1) Including the "Onyx holding a hard stone executing Earthquake in a Sandstorm against a Flygon with the ability Hover?" state is just doing an N-constraint solver. Since multiple dispatch is a generalized system, we can dispatch on N different types.

Take the "Dual Type" in Pokémon for example: https://pokemondb.net/type/dual. You'll notice that instead of just an NxN grid, we're dealing with an NxNxN. Where a single attack needs to be related against 2 different defenses.

Simple enough `eff(atk::T1, def1::T2, def2::T3) = ...`, the we can just encapsulate this second type within a `Pokémon` structure and route to the correct function dynamically.

2) The "Super Effectiveness" of a MD system is that you don't _need_ to put everything into a singular table, something that's functionally impossible to extend. The idea is that we can build up the correct relationships between types completely independent of one another. The issue is, who owns that table? How do you merge more than one new type in? (see my section about Composition in the post)

If someone else wants to make a new `Foo` type Pokémon, and another person is doing `Baz`, they can work completely separately, only defining the `eff` functions _only_ concerning their type. And there's _zero_ integration work to use both, just import the new types and their functions. This is incredibly extensible!

1 comments

> Take the "Dual Type" in Pokémon for example: https://pokemondb.net/type/dual. You'll notice that instead of just an NxN grid, we're dealing with an NxNxN. Where a single attack needs to be related against 2 different defenses.

> Simple enough `eff(atk::T1, def1::T2, def2::T3) = ...`, the we can just encapsulate this second type within a `Pokémon` structure and route to the correct function dynamically.

This doesn't look like a good approach to me. One thing that bothers me is that it draws a distinction between def1 and def2 that doesn't, in reality, exist. You should not be handling the cases of "fire attack deals damage to grass/ice" and "fire attack deals damage to ice/grass" separately, because those are not separate cases. No type has a different effect when listed first than it does when listed second. No pair of types has any effect other than the independent effects of each type considered individually.

The same issue reoccurs at a higher level: fundamentally, you aren't dealing with an NxNxN grid. You're free to represent the data that way, but it's redundant -- the NxNxN grid contains no information that isn't already present in the NxN grid. You could reapply the same logic and produce an NxNxNxN grid detailing what would happen if a single-typed attack hit a triple-typed defender, or if a dual-typed attack hit a dual-typed defender, but... why would you do that?

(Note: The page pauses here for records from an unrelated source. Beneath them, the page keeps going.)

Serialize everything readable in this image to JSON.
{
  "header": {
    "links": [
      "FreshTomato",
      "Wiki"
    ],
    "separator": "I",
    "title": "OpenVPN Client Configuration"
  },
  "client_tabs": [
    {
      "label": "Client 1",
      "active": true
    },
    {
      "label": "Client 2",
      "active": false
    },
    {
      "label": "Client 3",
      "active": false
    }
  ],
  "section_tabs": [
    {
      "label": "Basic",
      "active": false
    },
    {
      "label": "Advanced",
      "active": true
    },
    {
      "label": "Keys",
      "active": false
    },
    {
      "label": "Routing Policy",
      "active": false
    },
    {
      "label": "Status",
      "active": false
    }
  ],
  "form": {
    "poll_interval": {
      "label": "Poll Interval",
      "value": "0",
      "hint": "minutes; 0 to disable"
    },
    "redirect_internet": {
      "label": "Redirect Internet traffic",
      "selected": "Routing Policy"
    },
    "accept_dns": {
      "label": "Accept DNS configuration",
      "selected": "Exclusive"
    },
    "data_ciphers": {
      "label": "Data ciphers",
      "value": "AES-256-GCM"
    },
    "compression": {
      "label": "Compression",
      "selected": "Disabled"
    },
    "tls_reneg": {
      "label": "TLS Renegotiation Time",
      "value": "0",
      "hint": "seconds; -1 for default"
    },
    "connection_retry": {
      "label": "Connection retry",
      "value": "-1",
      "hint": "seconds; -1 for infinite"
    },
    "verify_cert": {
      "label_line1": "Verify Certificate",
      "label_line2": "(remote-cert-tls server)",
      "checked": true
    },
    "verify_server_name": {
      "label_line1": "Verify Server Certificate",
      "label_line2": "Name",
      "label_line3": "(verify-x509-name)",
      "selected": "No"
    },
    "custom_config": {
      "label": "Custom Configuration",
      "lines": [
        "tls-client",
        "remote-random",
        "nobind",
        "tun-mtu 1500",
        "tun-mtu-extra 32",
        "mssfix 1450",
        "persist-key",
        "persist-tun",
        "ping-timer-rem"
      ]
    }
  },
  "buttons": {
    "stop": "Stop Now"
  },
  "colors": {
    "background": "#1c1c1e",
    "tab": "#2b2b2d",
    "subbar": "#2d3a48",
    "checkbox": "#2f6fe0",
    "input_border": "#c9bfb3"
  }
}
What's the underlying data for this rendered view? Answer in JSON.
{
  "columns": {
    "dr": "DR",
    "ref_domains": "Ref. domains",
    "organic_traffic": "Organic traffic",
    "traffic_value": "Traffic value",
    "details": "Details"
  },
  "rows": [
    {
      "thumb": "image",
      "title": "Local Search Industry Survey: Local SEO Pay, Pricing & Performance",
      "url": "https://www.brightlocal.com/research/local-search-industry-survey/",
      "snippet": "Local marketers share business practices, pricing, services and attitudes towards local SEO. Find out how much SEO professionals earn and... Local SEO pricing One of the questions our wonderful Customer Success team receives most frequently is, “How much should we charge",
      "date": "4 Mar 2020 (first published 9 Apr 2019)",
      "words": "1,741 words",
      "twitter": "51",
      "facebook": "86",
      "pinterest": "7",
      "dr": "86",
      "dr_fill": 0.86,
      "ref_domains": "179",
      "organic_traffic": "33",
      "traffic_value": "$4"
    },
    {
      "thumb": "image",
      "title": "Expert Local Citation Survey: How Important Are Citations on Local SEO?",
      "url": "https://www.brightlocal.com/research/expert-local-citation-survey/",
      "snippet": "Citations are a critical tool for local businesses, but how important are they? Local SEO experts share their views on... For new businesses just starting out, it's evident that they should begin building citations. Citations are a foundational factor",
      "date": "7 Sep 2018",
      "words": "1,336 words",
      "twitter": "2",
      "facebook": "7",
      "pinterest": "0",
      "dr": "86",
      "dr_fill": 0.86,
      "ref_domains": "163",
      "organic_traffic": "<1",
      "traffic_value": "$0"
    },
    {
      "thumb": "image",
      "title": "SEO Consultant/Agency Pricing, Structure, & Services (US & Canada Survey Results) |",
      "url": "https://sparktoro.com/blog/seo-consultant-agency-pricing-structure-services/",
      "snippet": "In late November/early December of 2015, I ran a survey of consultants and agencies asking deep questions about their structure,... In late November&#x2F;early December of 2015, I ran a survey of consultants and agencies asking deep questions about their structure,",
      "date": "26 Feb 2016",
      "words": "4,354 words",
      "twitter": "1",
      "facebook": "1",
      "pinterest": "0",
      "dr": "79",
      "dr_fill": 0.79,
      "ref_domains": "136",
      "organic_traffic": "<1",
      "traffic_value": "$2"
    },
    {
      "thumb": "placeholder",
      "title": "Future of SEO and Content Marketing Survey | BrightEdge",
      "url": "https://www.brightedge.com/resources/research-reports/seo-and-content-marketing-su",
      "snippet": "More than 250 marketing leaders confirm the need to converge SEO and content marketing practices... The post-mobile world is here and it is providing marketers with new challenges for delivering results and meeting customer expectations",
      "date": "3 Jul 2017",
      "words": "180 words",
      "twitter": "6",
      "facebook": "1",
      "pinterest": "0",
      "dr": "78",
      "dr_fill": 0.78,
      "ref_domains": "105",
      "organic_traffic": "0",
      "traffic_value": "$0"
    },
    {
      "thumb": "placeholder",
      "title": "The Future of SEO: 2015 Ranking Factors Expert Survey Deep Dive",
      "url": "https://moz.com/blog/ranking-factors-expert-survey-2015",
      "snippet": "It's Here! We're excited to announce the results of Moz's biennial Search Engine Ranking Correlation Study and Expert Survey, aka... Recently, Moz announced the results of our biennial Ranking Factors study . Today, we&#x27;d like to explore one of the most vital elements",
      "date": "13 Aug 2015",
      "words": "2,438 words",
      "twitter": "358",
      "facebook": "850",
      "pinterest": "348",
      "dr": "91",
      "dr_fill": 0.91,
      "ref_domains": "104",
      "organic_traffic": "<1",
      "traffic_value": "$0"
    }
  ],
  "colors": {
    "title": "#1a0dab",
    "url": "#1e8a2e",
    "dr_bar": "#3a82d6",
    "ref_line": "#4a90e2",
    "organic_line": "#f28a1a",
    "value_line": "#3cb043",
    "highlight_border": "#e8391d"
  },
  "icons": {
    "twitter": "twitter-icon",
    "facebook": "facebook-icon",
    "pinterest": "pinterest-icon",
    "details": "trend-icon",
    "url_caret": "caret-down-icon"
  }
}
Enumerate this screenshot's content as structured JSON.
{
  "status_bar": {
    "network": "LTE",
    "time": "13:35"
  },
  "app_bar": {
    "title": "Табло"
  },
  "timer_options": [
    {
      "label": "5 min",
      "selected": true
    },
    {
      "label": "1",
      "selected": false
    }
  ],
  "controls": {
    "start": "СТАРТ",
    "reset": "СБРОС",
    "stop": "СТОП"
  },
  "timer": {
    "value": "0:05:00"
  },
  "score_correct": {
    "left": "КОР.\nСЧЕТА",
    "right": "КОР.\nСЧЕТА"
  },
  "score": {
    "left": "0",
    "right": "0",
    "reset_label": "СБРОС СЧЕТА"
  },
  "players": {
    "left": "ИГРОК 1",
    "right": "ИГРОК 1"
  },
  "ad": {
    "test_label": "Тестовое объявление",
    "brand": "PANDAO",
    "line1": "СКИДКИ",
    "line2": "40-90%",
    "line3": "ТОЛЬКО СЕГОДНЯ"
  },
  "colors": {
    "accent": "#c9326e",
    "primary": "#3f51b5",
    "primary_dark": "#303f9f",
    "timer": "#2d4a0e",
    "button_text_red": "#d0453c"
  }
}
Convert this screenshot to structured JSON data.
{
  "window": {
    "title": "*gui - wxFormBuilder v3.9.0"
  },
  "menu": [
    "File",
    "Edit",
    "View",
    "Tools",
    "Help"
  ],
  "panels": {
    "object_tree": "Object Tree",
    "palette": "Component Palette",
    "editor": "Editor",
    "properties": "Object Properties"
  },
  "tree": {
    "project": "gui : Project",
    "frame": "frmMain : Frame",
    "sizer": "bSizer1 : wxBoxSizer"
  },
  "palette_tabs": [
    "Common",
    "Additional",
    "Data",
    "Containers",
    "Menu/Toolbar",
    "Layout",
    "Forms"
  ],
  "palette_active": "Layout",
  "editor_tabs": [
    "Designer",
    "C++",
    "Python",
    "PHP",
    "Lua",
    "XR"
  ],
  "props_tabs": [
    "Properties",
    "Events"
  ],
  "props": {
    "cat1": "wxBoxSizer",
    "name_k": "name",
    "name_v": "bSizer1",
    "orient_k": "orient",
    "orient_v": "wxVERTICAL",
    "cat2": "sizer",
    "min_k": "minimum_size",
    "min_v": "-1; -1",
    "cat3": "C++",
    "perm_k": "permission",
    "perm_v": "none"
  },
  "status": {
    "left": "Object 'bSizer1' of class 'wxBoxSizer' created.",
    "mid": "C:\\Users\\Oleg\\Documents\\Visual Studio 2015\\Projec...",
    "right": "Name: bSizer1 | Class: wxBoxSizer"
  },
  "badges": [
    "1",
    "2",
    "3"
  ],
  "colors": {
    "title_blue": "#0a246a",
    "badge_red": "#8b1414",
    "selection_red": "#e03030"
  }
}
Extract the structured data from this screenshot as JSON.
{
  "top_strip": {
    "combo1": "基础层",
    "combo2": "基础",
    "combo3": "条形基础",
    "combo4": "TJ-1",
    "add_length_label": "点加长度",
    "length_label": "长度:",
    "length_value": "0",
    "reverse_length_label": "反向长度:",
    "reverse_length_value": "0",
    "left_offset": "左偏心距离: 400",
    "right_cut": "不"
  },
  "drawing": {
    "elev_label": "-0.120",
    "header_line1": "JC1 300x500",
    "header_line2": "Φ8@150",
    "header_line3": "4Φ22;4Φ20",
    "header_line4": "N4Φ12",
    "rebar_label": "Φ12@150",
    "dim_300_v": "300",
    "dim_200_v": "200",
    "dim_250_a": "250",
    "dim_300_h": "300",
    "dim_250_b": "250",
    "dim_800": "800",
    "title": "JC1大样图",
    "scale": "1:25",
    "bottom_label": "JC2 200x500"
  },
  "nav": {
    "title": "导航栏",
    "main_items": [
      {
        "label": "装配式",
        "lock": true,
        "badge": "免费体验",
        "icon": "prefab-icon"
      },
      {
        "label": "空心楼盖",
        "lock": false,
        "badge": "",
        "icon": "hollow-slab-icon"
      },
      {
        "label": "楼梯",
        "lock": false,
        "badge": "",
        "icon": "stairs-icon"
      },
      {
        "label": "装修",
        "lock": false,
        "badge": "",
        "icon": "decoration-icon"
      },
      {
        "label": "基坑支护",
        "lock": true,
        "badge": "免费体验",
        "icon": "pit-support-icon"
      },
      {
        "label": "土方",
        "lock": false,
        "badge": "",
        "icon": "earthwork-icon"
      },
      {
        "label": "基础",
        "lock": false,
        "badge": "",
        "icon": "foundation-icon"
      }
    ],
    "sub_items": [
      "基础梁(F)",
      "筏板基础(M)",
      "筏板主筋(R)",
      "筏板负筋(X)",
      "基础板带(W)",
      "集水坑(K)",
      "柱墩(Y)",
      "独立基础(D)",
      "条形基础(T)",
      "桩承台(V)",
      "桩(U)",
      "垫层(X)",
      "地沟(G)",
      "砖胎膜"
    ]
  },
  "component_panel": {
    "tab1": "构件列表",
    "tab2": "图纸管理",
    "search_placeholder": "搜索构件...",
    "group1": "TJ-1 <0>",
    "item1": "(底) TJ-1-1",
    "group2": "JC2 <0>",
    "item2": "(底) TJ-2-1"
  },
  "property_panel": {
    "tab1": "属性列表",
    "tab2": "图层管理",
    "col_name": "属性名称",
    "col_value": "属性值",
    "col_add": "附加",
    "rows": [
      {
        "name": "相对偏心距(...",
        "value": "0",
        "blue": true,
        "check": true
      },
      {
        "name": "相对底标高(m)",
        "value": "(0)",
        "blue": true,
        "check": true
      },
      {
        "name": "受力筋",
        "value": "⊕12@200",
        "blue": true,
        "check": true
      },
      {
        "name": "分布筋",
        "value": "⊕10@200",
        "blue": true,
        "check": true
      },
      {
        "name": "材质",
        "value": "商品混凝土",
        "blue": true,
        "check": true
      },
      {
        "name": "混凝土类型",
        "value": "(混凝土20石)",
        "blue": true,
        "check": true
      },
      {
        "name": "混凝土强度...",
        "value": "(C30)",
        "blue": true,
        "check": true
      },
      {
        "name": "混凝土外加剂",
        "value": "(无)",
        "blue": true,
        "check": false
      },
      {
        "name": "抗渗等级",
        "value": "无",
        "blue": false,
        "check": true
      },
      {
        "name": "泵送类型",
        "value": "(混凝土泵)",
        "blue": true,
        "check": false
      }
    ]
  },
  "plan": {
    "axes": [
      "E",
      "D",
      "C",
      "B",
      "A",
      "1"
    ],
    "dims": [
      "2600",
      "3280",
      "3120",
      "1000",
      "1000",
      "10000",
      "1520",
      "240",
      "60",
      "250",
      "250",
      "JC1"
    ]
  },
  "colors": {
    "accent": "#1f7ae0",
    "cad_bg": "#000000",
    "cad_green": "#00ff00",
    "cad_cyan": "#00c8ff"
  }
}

So, it's an Nx(NxN/2) half grid. This is easily solved on the implementation side by making sure, for example, that the enum values for the second 2 arguments are always in ascending order.
> So, it's an Nx(NxN/2) half grid.

No, it's an NxN grid. Look at the second half of my comment.

> This is easily solved on the implementation side by making sure, for example, that the enum values for the second 2 arguments are always in ascending order.

So that when somebody invokes your function and passes the defender's types in the order listed for the Pokemon rather than sorting them beforehand, you crash?

Well the real issue is that we're using N instead of A and D. It is A X (D X D / 2).

And why the sudden helplessness? Just sort the 2 arguments before passing them to the internal Impl.

> Well the real issue is that we're using N instead of A and D. It is A X (D X D / 2).

No, it isn't. It's AxD, where A and D are always equal. There is no reason to add another dimension to the result table when the defense or offense might pick up another type. The expanded table will never contain any more information than the two-dimensional table already does.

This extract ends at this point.